Decell knew that if it hadn't been for the fact that he had run headlong into LePointe's secret when he was a street cop, his own life would have been a far, far poorer one. If Fugate hadn't shared it, too, none of this could have happened. LePointe had needed Fugate's involvement, but Decell knew LePointe only cared that the woman was dead because of what came of it, thanks to the fact that she'd kept a record. Who knew she was capable of such stupidity and disloyalty? LePointe had thought that the nurse's involvement, a gift here and there, his affection in the guise of his erect penis (administered very occasionally), and a few promises—kept or not—would ensure Dorothy Fugate's silence and loyalty. Decell knew better, but LePointe, for all his intelligence and knowledge of the psyches of patients, knew jack-shit about women.

“I can't imagine Sibhon killing Dorothy,” LePointe said.

“Who else but Sibby could have?”

“So, where do you think Sibhon is? If she did kill Dorothy, where could she go? Did the extortionist find her? Or she him?”

“Or her. The blackmailer might be female.”

“Perhaps. What if the police find Sibhon? I don't believe she could say anything with enough coherence that would matter. But I'm not one hundred percent sure of that. If she isn't medicated, who can be sure? I wouldn't want anything to happen to her, but if she were…”

“Possibly the blackmailer has her, or had her…if she's even still alive,” Decell said. “The fact that she was at River Run is already out. That won't be a problem, because the release form is misfiled, but it is in the files, so I doubt it will amount to anything but speculation. However it breaks, you have deniability and a depth of credibility few other men have. Sticks and stones.”

LePointe's eyes grew dark and angry and he slammed his hand down on the desk. “Just speculation?

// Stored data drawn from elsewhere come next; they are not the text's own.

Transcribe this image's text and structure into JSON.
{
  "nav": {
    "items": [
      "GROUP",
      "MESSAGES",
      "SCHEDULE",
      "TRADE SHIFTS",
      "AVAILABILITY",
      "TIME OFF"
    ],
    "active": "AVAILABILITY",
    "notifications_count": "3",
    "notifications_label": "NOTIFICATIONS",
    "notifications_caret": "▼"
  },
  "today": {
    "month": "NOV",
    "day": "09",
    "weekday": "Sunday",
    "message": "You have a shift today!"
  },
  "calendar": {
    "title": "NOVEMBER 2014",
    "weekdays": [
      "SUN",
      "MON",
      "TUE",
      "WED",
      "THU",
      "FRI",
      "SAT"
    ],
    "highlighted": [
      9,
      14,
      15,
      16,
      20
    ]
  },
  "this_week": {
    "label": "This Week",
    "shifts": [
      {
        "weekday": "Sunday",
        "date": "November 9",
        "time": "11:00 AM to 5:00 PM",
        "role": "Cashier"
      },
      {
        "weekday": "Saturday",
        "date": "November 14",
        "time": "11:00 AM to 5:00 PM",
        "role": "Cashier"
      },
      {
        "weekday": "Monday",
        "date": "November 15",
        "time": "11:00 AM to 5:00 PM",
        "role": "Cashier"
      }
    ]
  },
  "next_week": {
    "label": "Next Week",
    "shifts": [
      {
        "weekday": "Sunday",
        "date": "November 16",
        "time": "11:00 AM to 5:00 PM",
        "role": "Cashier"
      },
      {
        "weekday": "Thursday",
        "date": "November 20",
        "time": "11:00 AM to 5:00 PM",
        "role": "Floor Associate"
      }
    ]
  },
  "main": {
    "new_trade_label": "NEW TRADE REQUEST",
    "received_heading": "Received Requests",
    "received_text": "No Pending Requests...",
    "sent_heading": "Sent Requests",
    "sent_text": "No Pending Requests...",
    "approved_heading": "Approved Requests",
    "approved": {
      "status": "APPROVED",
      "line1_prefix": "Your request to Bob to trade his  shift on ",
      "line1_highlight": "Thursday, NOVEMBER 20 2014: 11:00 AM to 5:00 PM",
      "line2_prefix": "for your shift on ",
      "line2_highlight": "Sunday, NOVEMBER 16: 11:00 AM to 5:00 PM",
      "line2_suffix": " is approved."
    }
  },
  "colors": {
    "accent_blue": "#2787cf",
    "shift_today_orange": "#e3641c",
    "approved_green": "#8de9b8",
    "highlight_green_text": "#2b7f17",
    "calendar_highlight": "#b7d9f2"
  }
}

Don't you understand the harm that can do? I treated the woman who murdered my own brother. Do you know how that could make me look? The appearance of impropriety can be as deadly as any gunshot.”

“It shows that you are a professional with a heart. You treated her out of a boundless sense of compassion. You wanted her to have the best care, because she was already your patient before the incident and you wanted to help her regain herself, even though she'd killed people you loved.” Even as he was saying it, Decell saw how terrible it made LePointe look and regretted saying it out loud.

LePointe was silent for almost a minute. “Yes, Kenneth. What you say is probably true. Of course her mental health was at stake. Yes, I think you're right.” LePointe squeezed his eyes shut and massaged his forehead. “It was compassion. Perhaps misguided. God, we all make mistakes out of misguided good intentions.”

“No good deed goes unpunished,” Decell added. “We can deal with that. Absolutely. Now, we need to talk about
tonight.

LePointe made a tent out of his hands. “I'm all ears.”